Andy thinks like an engineer and lives like a coach. He treats business decisions the same way he treats training programs: set clear metrics, pick the right timeline, and adjust when the facts change. He is not chasing viral hits or quick fixes. Instead, he is building products that scale and help people over the long run.
He uses five straightforward habits that keep everything from spiraling:
This is the heartbeat of Andy's method. First, ask if the task is necessary.
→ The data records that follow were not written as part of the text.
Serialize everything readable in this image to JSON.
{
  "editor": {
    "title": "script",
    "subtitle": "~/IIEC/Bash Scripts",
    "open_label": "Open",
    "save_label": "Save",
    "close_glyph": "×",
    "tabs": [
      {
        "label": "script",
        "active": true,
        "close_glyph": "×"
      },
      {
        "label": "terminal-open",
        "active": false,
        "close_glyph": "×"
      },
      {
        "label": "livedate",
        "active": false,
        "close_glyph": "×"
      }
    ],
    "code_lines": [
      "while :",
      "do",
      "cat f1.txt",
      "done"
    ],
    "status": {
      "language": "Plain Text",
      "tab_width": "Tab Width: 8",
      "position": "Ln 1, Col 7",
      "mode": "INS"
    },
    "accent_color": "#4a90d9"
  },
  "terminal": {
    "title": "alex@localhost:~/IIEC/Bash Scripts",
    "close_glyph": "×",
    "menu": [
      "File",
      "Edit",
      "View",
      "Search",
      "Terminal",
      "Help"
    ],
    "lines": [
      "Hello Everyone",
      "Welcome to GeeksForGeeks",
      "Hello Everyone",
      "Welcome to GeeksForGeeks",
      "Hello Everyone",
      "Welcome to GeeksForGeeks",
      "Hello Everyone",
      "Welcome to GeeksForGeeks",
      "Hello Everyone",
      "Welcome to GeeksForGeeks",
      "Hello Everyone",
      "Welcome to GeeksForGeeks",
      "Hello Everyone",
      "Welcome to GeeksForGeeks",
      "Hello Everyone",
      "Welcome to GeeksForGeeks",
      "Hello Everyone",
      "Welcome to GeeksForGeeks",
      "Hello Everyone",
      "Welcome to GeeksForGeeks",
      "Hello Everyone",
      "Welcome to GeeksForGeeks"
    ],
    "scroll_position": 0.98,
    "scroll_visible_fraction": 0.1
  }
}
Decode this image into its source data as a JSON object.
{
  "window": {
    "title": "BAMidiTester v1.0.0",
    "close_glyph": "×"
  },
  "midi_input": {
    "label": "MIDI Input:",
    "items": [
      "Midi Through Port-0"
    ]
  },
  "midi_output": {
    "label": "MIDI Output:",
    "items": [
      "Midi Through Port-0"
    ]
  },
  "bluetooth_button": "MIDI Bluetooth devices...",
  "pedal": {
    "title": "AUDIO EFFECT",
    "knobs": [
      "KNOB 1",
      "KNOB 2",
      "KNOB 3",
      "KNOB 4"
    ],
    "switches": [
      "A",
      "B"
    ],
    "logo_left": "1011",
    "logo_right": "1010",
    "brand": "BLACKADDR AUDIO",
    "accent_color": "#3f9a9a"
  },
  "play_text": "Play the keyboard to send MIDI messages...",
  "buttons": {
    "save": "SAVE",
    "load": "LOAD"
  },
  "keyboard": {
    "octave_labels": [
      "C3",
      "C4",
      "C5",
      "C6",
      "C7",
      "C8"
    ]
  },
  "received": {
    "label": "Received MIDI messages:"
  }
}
If it is not, then ask whether the effort will produce enough return to be worth it. That two-step filter stops emotional decisions and saves time and energy.
Andy ditched an obsession with exact macros when his life changed. He found better results by being less rigid and more consistent. That lesson applies to business and training: fit your plan to your life, not the other way around.
Andy is planning for success. He reads and trains himself on functional leadership, so if everything goes right, the companies can scale without him burning out. He also plans how to have hard conversations with employees in a way that stays honest and preserves dignity.
Q: What are Andy's main projects right now?
A: He's launching an online exercise physiology platform called BioLearners Institute, a KPI tech platform for scaling fitness businesses, a golf insole product, a consumer cracker product, a nonprofit focused on family fitness and faculty education, and a slow-moving patent for an algorithmic amino acid optimization for foods and feeds.
Q: How does he decide when to quit a project?
A: He measures against a logical timeline and asks whether the work is a necessity or if it has sufficient ROI. If the project consistently misses realistic milestones and gives a poor return, he reassesses or reallocates resources.
Q: How does he beat distraction?
A: Daily handwriting of plans, theme days, and strict time blocks. He also admits when he needs help and surrounds himself with partners who fill his gaps.
Q: How does his training fit into a busy life?
A: He no longer chases maximum progress. He keeps two hours a week of cardio-style conditioning and fits resistance sessions when possible. Training is now about maintaining capacity to handle life, not extreme competition prep.
Andy's clarity comes from simple habits, not complicated hacks. If you want to manage more without burning out, start by asking: Is this necessary? Will it pay off? Then write your plan and protect your theme days.